To ensure a safe, incremental rollout, we adjusted Ansible deployment roles to support different Puma configurations for each application server. We also had to tune haproxy configuration and introduce weighting based on the total threads count configured on each server. This allowed us to test different configurations gradually. We were deploying changes on one server at a time, monitoring the system closely.

Meanwhile, we also investigated how to implement a fast rollback mechanism. The original deployment rollback process took 30 minutes, requiring a full redeployment. We found a way to perform an Ansible-based rollback without using the custom deployment application. This reduced rollback time to just 3 minutes.

We’ve never had to rollback puma configuration changes, but it was good to have the option. It was very helpful in course of our upgrades project, but that’s a story for another time.

Through testing, we identified optimal Puma settings:

Middleware: 3 workers, 20 threads
Public app: 3 workers, 9 threads

Finally, we repeated our public app outage test. With the original middleware configuration, high load caused the public app to crash. With the new configuration, the system remained stable. We performed both tests using ab benchmarking tool with the exact same parameters. See the results below:

Number of database connections

Before deploying the changes to both application servers, we also checked the number of database connections. It turned out that, with the new settings, we would be very close to the database connection limit.

But wait—doesn’t this application behave uniquely in that regard? Have you noticed how narrow the yellow area is in the middleware app breakdown chart?

After a quick investigation, we discovered that the middleware app was using the database only for authentication and authorization. We verified that it was safe to release the database connection back to the pool immediately after authentication and authorization.
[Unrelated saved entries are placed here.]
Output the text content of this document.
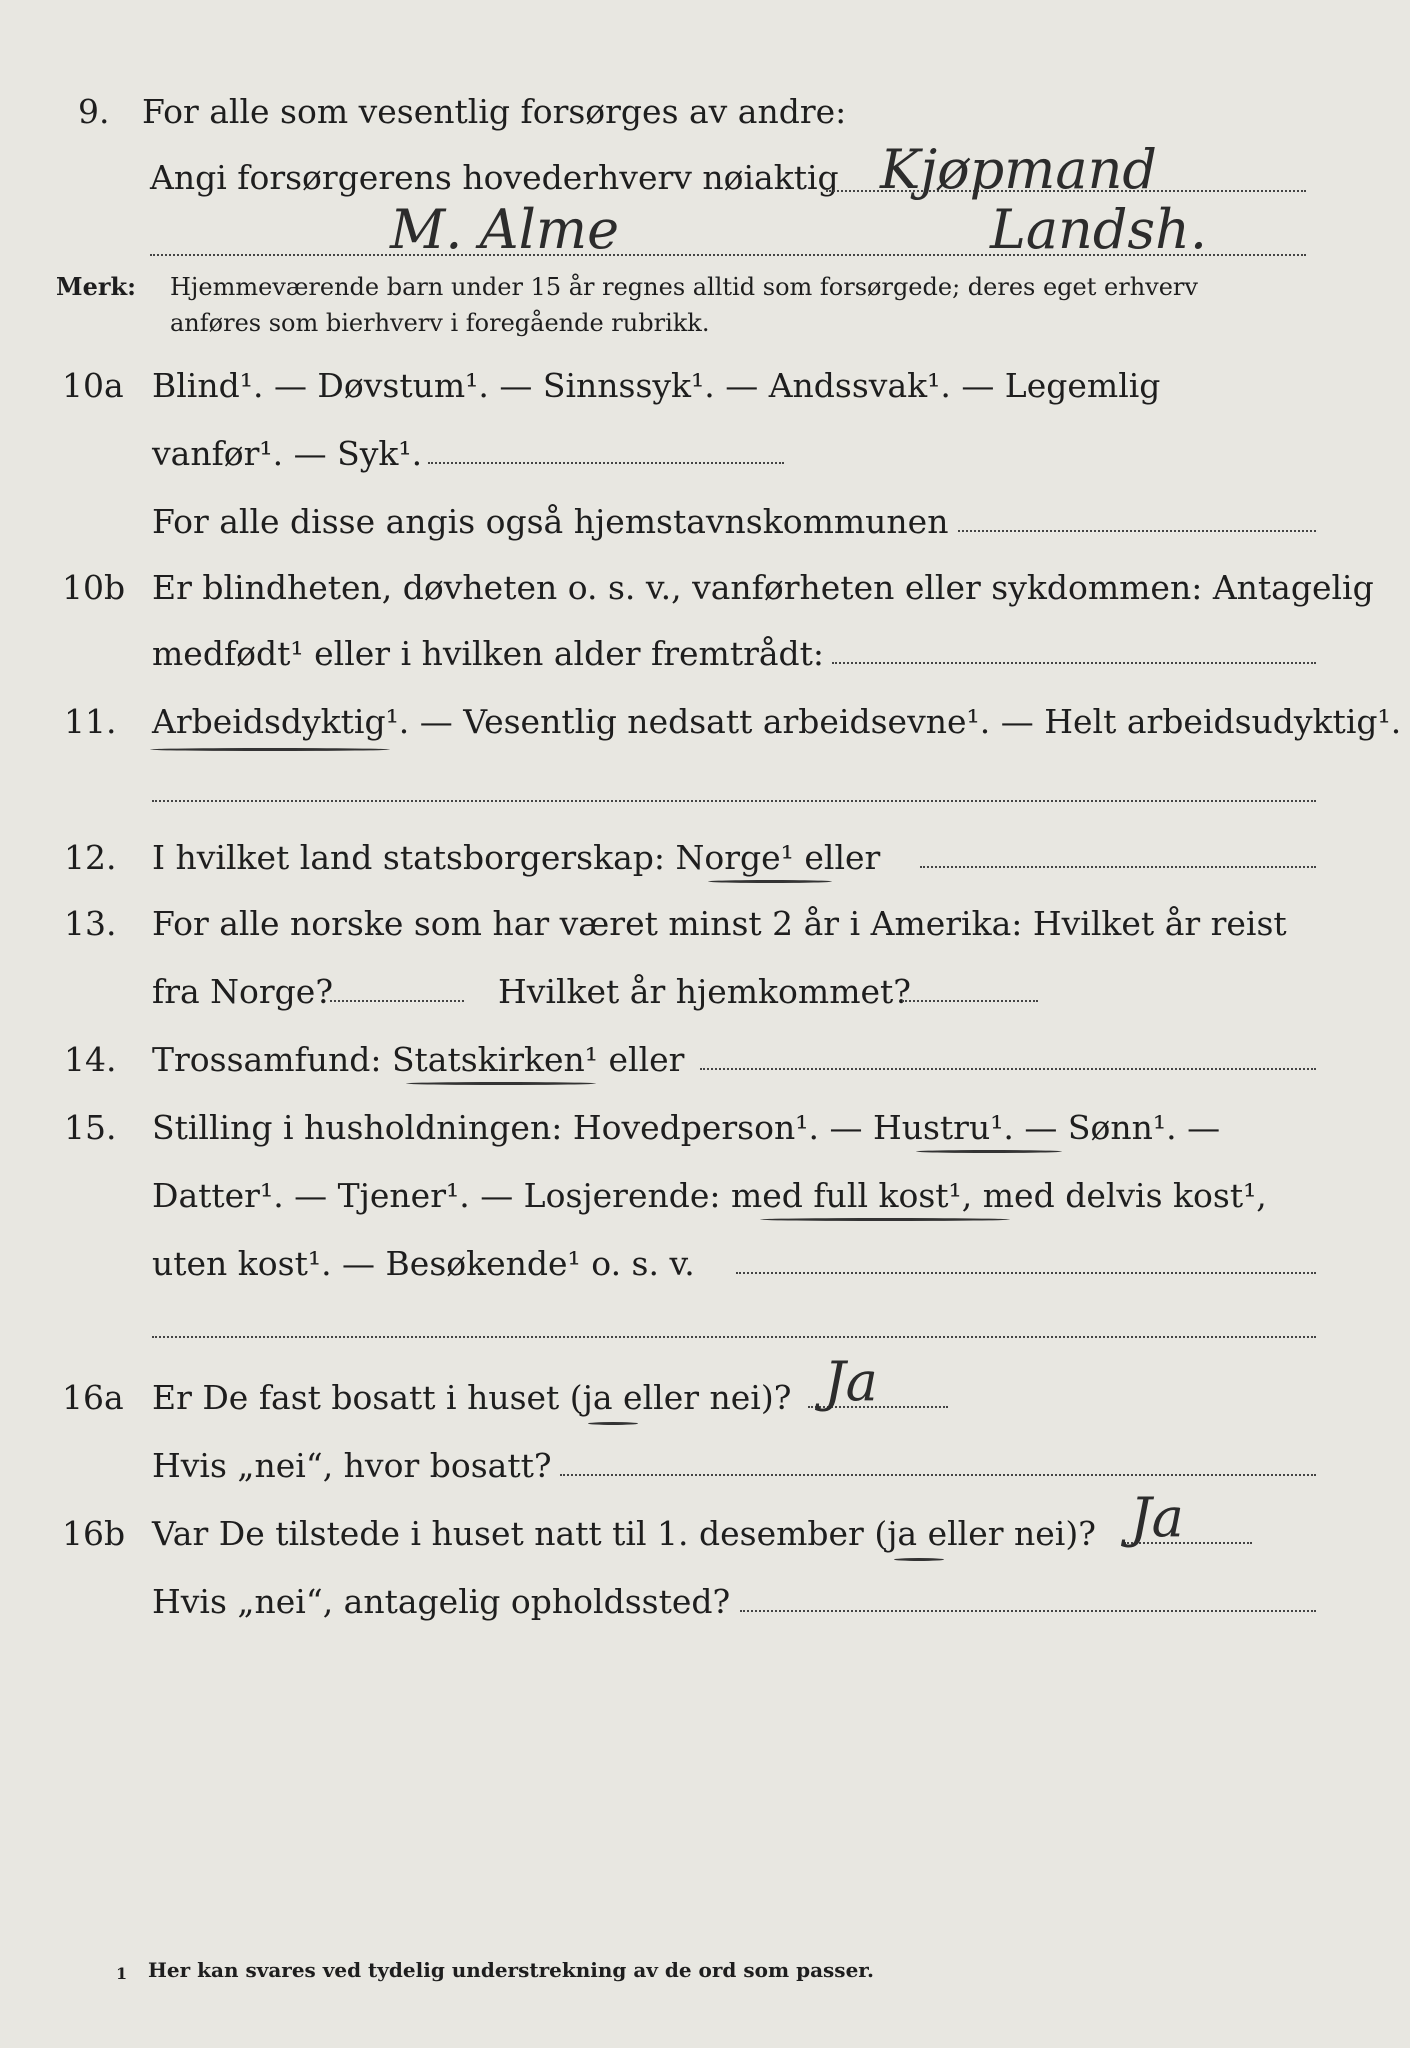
9. For alle som vesentlig forsørges av andre:
Angi forsørgerens hovederhverv nøiaktig Kjøpmand
M. Alme	Landsh.
Merk: Hjemmeværende barn under 15 år regnes alltid som forsørgede; deres eget erhverv
anføres som bierhverv i foregående rubrikk.
10a Blind¹. — Døvstum¹. — Sinnssyk¹. — Andssvak¹. — Legemlig
vanfør¹. — Syk¹.
For alle disse angis også hjemstavnskommunen
10b Er blindheten, døvheten o. s. v., vanførheten eller sykdommen: Antagelig
medfødt¹ eller i hvilken alder fremtrådt:
11. Arbeidsdyktig¹. — Vesentlig nedsatt arbeidsevne¹. — Helt arbeidsudyktig¹.
12. I hvilket land statsborgerskap: Norge¹ eller
13. For alle norske som har været minst 2 år i Amerika: Hvilket år reist
fra Norge?	Hvilket år hjemkommet?
14. Trossamfund: Statskirken¹ eller
15. Stilling i husholdningen: Hovedperson¹. — Hustru¹. — Sønn¹. —
Datter¹. — Tjener¹. — Losjerende: med full kost¹, med delvis kost¹,
uten kost¹. — Besøkende¹ o. s. v.
16a Er De fast bosatt i huset (ja eller nei)? Ja
Hvis „nei“, hvor bosatt?
16b Var De tilstede i huset natt til 1. desember (ja eller nei)? Ja
Hvis „nei“, antagelig opholdssted?
1 Her kan svares ved tydelig understrekning av de ord som passer.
  authorize! :perform, @task
  ActiveRecord::Base.connection_pool.release_connection

  # the following takes a lot of time
  render json: @task.perform

This allowed us to significantly reduce the number of database connections used by the middleware app. Each application process, configured with 20 threads, now used only 2 database connections.

Final thoughts

The stability of the system improved significantly after the changes. The client team was happy with the results. There is plenty of room for further improvements. It would be beneficial to break the public app dependency on the middleware on each request. Caching and eventual consistency patterns could be used to achieve this.